He was 92 and is survived by his wife, two sons and three daughters. His eldest son had predeceased him.
Sinha was suffering from fever and was admitted to the Gauhati Medical College Hospital yesterday. After his condition deteriorated last night, he was shifted to the intensive care unit where he breathed his last this morning.
A colossus in Assam's political arena, Sinha was the Congress Chief Minister during emergency. Meghalaya was carved out of Assam, whose capital was shifted to Guwahati from Shillong, during his tenure.
Born on January 1, 1914 to a poor farmer's family in Bhakatpara village of Dhubri district, Sinha received his early education in the village school.
After completing his middle level education, he joined High School in Bilasipara, about 25 kms away, a distance he covered daily on foot.
He completed his graduation from Cotton College in Guwahati and went to study law and post-graduation in Benares Hindu University.

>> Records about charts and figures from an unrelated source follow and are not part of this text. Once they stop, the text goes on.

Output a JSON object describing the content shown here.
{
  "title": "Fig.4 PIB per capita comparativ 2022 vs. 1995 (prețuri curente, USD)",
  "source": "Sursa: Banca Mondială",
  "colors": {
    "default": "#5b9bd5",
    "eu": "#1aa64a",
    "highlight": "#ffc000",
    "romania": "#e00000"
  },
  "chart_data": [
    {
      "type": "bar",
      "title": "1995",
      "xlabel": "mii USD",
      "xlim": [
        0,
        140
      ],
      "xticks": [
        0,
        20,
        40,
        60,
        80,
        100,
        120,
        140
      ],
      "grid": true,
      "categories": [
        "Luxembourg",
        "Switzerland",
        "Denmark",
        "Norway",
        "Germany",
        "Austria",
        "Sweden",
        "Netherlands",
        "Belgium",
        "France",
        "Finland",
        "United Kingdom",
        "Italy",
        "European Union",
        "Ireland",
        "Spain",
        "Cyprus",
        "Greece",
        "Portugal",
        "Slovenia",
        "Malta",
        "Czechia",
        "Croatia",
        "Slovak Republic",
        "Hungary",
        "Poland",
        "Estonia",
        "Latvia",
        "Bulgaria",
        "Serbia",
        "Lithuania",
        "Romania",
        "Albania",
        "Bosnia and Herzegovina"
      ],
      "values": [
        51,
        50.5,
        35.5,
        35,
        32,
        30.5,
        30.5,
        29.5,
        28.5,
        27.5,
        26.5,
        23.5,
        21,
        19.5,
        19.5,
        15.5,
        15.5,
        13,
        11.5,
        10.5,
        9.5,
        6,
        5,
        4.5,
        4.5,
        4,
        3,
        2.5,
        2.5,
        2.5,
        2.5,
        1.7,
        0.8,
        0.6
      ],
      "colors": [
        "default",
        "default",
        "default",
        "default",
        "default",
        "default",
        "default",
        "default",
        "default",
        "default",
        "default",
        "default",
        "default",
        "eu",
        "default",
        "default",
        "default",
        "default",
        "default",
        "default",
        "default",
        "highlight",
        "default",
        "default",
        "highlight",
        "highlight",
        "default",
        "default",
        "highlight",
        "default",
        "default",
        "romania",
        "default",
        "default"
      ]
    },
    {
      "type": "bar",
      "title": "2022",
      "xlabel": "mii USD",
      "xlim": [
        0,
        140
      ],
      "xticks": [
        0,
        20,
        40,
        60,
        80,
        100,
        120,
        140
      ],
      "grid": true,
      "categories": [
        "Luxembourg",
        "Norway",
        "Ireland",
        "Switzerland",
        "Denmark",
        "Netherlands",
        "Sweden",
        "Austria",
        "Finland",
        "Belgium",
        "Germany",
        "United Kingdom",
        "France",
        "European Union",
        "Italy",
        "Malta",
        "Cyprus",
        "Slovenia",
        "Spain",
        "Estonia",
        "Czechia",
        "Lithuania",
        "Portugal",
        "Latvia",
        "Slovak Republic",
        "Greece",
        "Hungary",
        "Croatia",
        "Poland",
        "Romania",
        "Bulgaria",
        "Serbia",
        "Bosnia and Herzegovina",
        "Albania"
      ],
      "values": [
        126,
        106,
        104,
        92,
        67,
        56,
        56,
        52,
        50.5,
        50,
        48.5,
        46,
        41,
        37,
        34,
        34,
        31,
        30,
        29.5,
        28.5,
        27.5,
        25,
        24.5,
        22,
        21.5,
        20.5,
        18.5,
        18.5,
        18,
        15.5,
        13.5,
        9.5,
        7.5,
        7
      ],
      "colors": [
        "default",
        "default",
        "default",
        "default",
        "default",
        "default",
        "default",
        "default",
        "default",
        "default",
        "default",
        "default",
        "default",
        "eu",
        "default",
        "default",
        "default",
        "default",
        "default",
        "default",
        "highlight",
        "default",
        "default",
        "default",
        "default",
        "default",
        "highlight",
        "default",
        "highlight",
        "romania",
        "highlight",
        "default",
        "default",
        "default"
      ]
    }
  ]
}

After receiving his law degree, Sinha returned to Guwahati to practise for a brief period but soon left for Dhubri to become a teacher and later became the headmaster of several schools in the district.
Sinha entered politics in 1946 and served in different capacities in Congress, including its General Secretary, Vice-President and President. He was elected to the state assembly four times from Bilasipara constituency and served as Chief Minister for six years from 1972 to 1978.
Considered close to Indira Gandhi during the pre-emergency era, Sinha was made the interim Chief Minister in 1972 and assembly elections followed soon and he became the elected Chief Minister.
Sinha was, however, disillusioned by the emergency and became a member of Congress(S) after the party split to form Congress(I).
He joined NCP when his close friend Sharad Pawar left the Congress to form the new party.
Sinha was relcutant to hold any party post due to advancing age but was later appointed its president though he stepped down last week to pave way for younger members.
Besides the emergency and transfer of Assam's capital to Guwahati, the other major issues that rocked the state during his tenure was the language agitation demanding the introduction of Assamese as the sole of medium of instruction.
He was also a great champion of the coooperative and Panchayati Raj movements and strived hard to bring reforms in these sectors.